Tactical guessing game
Reasons for the Reserve Bank not to cut the OCR in June are compelling but it’s a guessing game, according to some economists.
Tuesday, May 24th 2016, 2:22PM
by Miriam Bell
Until recently, it seemed there was near consensus among economists that the Reserve Bank was likely to cut the OCR again in its next announcement on June 9.
But, as mortgagerates.co.nz has reported, it seems that consensus may be changing, as a range of different factors impact on the situation.
ANZ’s base case remains that further Reserve Bank easing is likely, but there is little immediate urgency to cut.

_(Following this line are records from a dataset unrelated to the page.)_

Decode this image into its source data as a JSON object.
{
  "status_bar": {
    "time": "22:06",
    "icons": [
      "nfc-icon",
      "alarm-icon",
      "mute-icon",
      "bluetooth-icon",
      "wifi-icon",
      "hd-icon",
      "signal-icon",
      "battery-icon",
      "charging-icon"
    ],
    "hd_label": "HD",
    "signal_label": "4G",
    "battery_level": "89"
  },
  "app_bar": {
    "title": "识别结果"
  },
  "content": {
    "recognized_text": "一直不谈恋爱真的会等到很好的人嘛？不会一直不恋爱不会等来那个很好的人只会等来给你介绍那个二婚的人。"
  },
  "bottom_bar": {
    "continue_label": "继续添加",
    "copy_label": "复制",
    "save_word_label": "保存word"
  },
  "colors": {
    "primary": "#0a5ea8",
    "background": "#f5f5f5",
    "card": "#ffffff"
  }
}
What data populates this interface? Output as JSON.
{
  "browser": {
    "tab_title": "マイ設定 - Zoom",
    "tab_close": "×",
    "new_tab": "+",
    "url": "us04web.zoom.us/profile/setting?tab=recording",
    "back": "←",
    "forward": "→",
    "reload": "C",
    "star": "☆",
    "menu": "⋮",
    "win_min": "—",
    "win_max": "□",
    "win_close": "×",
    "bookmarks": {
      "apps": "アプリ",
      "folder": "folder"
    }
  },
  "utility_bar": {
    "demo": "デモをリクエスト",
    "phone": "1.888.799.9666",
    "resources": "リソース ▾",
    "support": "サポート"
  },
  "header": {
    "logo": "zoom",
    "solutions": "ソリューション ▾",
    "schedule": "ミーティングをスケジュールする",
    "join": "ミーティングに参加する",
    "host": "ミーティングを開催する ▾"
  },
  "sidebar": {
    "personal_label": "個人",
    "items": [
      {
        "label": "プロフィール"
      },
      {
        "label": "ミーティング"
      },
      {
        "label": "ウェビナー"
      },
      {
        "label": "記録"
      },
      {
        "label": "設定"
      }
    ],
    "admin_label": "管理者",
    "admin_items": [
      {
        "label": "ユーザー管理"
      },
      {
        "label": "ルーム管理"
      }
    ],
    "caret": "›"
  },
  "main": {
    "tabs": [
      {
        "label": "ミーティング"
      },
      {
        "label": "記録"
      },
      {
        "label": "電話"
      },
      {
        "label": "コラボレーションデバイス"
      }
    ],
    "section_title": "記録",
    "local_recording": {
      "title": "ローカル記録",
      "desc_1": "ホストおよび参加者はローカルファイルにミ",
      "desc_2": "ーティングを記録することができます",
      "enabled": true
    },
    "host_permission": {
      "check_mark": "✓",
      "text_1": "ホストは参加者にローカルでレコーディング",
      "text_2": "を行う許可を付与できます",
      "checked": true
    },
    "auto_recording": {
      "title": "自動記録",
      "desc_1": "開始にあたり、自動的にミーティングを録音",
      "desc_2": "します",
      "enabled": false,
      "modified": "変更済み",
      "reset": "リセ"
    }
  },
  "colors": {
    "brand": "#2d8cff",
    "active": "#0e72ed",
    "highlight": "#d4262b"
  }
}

The bank’s chief economist Cameron Bagrie said the market is increasingly coming around to the same view.
“Pricing for a June cut has fallen from around 80% two weeks ago to around 25% now, while a rate cut is now only 56% priced by August, which is consistent with our view of the risk profile. We put the odds of a move in August at 60%.”
He struggled to see the urgency for a cut – despite low inflation expectations and rising unemployment – because of a set of stark realities.
These include the booming housing market, little sign of weakness in the economy (apart from dairy), and, currently, a less worrisome global scene.
While dairy is a problem, housing is a bigger one, Bagrie said.
“Pouring more fuel on that fire hardly makes sense. While financial stability and monetary policy are separate in theory, their impacts clearly overlap.”
“With housing affordability now front and centre, the Reserve Bank is doing the government few favours by cutting rates and fuelling more speculative fire.”
Despite such factors, ANZ are still picking a lower OCR, but further down the track.
This is because credit growth is outstripping deposit growth, the persistently high NZD and future fireworks on the global scene.
BNZ economists also believe that rate cuts at this stage of the economic cycle are unwise.
This is because the economy is growing near trend, the labour market is strong, credit growth is accelerating, the housing market has heated up again, household debt-income ratios are pushing record highs and core inflation is within the target band.
However, the bank’s head of research, Stephen Toplis, said the Reserve Bank has delivered a strong message that it intends to push the OCR lower still.
In his view, the Reserve Bank adopted a “tactical” decision to leave the OCR on hold at 2.25% in April in order to maintain the pretence its future flexibility to cut would be limited if it didn’t.
“If the Reserve Bank is to stay tactical then the argument for no move in June becomes significantly heightened and, in many ways, justifiably so.”
But picking the timing of Reserve Bank actions, and understanding the logic of that timing, has proven difficult, Toplis said.
“We believe the Reserve Bank shouldn’t cut rates because the costs of doing so outweigh the benefits.
“Consistency with the March and April reviews says it should, but if the ‘tactical’ argument wins out, it won’t.”
For this reason, and with trepidation, BNZ has shifted to a no-cut June, cut August call, Toplis said.
“Our conviction will diminish if the NZD rises and/or the market moves to more aggressively price it in.”